Cumhuriyetçiler, tarifelerin ekonomiye zarar verdiği ve Trump’a olan halk desteğinin düştüğü netleşirse daha iddialı bir duruş sergileyebilir. Gidişatın bu yönde olabileceğine dair işaretler var. Tüketici güveni şimdiden sert şekilde düşerken, şirketler yatırımlarını kısıyor. 2 Nisan’da Trump’ın en kapsamlı tarifelerini duyurduğu ve “Kurtuluş Günü” olarak adlandırdığı günden bu yana hisse senetleri, tahviller ve dolar değer kaybetti. Bu durumun fark edilmesi yıl bitmeden mümkün olabilir.

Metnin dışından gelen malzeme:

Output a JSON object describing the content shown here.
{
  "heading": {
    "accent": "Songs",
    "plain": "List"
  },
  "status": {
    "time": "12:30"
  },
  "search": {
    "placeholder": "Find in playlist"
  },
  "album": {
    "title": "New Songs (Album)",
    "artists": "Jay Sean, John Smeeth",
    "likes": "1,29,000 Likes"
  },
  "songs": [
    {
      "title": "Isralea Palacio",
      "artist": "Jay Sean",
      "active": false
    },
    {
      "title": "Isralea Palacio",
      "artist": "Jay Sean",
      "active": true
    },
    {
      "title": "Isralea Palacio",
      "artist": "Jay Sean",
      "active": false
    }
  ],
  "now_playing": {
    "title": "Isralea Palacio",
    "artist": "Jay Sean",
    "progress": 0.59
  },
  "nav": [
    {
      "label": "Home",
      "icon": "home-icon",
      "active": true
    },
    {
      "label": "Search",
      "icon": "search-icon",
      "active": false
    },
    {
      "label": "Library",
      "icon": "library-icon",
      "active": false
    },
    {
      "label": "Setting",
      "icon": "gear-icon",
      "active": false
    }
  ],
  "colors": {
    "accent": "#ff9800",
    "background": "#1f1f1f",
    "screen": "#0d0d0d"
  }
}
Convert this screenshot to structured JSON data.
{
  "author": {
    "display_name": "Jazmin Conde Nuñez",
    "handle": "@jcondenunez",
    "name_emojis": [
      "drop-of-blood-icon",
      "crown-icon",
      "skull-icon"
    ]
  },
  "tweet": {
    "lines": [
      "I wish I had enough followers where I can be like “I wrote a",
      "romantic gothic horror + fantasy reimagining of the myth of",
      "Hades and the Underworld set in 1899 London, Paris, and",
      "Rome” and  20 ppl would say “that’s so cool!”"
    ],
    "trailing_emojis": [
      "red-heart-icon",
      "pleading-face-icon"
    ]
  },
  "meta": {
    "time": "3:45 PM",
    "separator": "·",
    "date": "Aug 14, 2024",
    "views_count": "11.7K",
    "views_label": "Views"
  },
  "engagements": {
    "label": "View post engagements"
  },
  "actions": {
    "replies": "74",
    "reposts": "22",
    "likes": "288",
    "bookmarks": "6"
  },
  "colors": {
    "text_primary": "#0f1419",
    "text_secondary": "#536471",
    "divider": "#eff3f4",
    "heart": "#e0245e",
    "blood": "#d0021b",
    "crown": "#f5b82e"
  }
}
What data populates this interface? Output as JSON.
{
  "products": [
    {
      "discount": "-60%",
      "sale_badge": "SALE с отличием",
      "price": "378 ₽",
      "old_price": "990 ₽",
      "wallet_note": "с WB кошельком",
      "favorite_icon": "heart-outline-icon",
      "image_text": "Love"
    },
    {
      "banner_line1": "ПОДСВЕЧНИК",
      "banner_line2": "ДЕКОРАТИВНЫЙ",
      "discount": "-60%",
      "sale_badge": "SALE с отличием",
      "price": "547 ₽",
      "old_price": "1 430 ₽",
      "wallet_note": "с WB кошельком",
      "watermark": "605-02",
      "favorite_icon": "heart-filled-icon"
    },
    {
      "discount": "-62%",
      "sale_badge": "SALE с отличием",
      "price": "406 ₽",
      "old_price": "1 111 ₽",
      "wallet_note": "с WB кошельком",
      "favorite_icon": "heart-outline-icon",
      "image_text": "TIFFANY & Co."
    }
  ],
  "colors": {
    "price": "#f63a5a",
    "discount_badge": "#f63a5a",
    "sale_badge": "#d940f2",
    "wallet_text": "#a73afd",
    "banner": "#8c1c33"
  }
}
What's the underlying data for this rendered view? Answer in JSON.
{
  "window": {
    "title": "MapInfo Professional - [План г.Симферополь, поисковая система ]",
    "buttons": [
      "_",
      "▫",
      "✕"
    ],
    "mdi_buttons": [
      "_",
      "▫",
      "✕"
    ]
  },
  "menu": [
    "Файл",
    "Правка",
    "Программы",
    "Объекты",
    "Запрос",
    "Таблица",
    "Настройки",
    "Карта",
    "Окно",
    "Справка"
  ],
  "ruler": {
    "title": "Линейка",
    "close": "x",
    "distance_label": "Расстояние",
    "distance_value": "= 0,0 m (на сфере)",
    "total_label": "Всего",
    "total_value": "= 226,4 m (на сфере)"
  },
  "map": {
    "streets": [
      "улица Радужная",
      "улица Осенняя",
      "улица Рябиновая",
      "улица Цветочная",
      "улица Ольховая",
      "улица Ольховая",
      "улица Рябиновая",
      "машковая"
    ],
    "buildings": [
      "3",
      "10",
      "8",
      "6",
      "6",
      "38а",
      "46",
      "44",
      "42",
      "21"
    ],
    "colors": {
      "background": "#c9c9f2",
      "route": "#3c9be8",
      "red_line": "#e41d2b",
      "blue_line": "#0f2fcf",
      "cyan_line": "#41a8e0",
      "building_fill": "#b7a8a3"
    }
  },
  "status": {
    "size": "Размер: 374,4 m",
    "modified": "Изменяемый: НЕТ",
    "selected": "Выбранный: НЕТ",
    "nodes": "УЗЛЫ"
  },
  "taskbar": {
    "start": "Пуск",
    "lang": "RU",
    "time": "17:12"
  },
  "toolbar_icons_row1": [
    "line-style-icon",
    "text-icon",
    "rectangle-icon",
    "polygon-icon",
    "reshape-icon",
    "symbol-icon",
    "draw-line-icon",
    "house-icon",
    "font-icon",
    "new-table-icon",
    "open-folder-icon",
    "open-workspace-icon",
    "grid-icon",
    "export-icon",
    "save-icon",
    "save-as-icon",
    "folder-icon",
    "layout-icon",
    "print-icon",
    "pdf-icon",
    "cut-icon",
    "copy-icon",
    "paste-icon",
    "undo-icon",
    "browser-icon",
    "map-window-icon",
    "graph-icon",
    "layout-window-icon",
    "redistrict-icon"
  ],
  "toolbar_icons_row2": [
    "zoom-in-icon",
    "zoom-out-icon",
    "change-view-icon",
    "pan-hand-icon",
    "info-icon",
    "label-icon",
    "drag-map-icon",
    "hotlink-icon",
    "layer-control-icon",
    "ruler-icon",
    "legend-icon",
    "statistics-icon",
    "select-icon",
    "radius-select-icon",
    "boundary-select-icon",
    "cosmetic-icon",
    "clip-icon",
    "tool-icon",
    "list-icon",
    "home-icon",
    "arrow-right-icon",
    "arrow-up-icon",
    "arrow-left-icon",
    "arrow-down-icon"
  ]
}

Trump kısa vadeli acılara katlanmaya istekli olduğunu söylüyor ama piyasalardaki çalkantıya karşı hassas. Kurtuluş Günü’nden sadece bir hafta sonra açıkladığı 90 günlük “karşılıklı” tarifeler duraklaması bunun bir kanıtı. Resmi gerekçe ikili ticaret görüşmeleri yürütmekti. Trump, ülkelerin sıraya girip kendisine boyun eğdiğini iddia ediyor. Gerçekte ise ilerleme oldukça yavaş. Birkaç düzine ülkeyle müzakereler sürüyor ancak diplomatlar Trump’ı yatıştırmak için ne teklif edebilecekleri konusunda netlik bulunmamasından şikâyetçi. Bazıları hâlâ Trump’ın Çin’le büyük bir anlaşma istediğini düşünüyor, ancak şu anda iki güç arasındaki diyalog neredeyse tamamen durmuş durumda.
Bunun yerine, önümüzdeki aylarda ayrıntıları sınırlı küçük anlaşmaların yapılması daha olası görünüyor; belki Japonya veya Hindistan’la başlayarak. Her şey planlandığı gibi giderse, Trump büyük ihtimalle ticaret savaşındaki bir sonraki sahnenin bir zafer anı olmasını isterdi: Gül Bahçesi’nde bir imza töreni ve baskı stratejisinin büyük bir başarıyla sonuçlandığını ilan etmek. Ancak şunu açıkça belirtmek gerekir ki, Trump Beyaz Saray’da olduğu sürece Amerika’nın serbest ticaretin savunucusu ve mimarı olduğu döneme dönüş diye bir şey olmayacak.